Quantum bootstrap for central potentials

TL;DR

This paper applies the quantum bootstrap method to various central potentials, demonstrating high-precision calculations of bound states and critical couplings, and extends the approach to non-algebraic potentials like Yukawa and Gaussian.

Contribution

It introduces the bootstrap approach to non-algebraic potentials and achieves unprecedented precision in calculating ground-state energies and critical couplings.

Findings

Determined the critical coupling in the Cornell potential to better than 10^{-7}.

Achieved high-precision lower bounds on ground-state energies, sometimes exceeding 10^{-8}.

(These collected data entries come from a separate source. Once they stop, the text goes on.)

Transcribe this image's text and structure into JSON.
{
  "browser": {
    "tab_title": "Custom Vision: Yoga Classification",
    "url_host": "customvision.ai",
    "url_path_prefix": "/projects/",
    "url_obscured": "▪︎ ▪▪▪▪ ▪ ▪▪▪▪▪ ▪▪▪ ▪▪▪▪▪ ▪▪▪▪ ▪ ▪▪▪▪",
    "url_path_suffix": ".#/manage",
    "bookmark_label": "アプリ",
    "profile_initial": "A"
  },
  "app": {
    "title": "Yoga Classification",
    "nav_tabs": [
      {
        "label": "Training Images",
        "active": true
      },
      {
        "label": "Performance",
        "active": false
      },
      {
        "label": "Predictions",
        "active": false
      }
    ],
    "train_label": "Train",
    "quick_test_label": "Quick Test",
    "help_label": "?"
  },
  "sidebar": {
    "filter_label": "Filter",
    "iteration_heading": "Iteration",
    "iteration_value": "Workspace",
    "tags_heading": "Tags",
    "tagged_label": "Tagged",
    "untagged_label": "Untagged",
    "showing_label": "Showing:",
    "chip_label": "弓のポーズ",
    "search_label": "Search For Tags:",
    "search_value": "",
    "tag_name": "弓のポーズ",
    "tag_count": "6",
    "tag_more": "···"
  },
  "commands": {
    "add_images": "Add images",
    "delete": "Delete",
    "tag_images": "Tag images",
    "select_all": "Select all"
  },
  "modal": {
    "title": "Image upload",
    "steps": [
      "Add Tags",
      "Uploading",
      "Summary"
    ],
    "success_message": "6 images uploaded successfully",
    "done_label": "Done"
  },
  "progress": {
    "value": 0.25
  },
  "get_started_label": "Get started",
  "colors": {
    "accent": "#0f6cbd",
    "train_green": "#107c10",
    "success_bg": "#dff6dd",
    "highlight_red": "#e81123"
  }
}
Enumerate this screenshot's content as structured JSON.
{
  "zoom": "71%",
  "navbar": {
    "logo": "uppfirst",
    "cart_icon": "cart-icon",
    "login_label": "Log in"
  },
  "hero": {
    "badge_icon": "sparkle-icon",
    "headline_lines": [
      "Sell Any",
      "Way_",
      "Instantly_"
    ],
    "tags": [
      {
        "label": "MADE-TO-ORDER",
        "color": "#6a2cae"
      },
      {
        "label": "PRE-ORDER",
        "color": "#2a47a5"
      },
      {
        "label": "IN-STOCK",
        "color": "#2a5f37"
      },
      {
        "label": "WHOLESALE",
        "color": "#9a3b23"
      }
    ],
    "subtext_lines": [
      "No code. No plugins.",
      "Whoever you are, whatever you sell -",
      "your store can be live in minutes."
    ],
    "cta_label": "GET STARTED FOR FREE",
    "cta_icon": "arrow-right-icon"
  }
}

Extended bootstrap methods to Yukawa, Gaussian, and conformal quantum mechanics.

Abstract

We study the quantum-mechanical bootstrap as it applies to the bound states of several central potentials in three dimensions. As part of this effort, we show how the bootstrap approach may be applied to ``non-algebraic'' potentials, such as the Yukawa potential (which asymptotically decays as an exponential) and a Gaussian potential. We additionally review the bootstrap of the Coulomb potential, demonstrate a high-precision bootstrap of the Cornell potential, and study conformal quantum mechanics. These results further recommend the bootstrap as a numerical method for high-precision calculations of ground-state physics, where applicable: for example, we are able to determine the critical coupling in the Cornell potential to better than one part in $10^7$, the most precise determination to date. Lower bounds on energies are also of high precision, occasionally one part in greater than $10^8$. Finally, we discuss the circumstances under which we are able to obtain meaningful upper bounds on ground-state energies.